Actually, it was online ad networks -- not exchanges -- that experience the greatest disruption during the quarter, with the average cost of a network buy decline 67% from the first quarter report.

AK did not release year-over-year data, and only reports estimates going back to the fourth quarter of 2012, so it is possible that there could be some seasonal fluctuations in marketplace demand at play here, but if you take the quarterly sequential patterns at face value, there indeed appears to be a trend of the most efficient and commoditized display inventory sources beginning to “equalize” with the inventory sold directly by big publishers (ie. the portals).
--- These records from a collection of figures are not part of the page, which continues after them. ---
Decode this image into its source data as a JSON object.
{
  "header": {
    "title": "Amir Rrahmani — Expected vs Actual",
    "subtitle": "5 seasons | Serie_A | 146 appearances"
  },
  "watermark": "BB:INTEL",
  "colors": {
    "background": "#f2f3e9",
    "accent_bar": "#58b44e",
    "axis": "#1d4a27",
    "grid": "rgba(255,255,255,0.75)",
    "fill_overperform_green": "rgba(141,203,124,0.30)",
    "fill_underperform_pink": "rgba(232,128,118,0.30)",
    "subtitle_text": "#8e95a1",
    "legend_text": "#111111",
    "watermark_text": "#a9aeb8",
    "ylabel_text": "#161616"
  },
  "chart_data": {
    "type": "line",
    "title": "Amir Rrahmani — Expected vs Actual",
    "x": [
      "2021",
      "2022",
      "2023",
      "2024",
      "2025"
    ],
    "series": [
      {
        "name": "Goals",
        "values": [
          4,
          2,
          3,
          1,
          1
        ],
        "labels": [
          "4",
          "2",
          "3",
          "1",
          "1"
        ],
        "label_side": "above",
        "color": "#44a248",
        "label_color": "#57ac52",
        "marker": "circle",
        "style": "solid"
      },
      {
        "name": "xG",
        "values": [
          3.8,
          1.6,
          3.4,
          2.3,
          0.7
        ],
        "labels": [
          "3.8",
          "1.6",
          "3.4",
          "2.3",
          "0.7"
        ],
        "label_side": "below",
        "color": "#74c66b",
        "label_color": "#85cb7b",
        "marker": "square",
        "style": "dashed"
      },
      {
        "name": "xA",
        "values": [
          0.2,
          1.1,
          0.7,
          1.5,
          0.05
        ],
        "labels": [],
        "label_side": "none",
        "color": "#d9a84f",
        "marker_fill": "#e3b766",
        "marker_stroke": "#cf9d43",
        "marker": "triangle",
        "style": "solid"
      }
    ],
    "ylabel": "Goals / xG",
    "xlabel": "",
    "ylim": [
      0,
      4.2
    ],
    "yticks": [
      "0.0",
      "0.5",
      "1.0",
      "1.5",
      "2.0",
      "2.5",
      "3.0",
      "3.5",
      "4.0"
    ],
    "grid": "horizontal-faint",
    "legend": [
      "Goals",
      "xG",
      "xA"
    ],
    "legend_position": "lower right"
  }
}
Here’s how the quarterly cost trends break down by type of inventory:

       Online Display Cost Index

Q4 2012

Q1 2013

Q2 2013

Social

-250

+150

+150

Portal

+350

-250

-50

Network

+250

+250

-50

Exchange

-350

-150

-50

Source: Aggregate Knowledge. Index methodology not explicitly disclosed, but described as a “comprehensive cost measure, encompassing eCPA (cost per one acquisition or conversion), eCPC (total data cost/total number of clicks), eCPM (total media cost/total number of impressions x 1,000).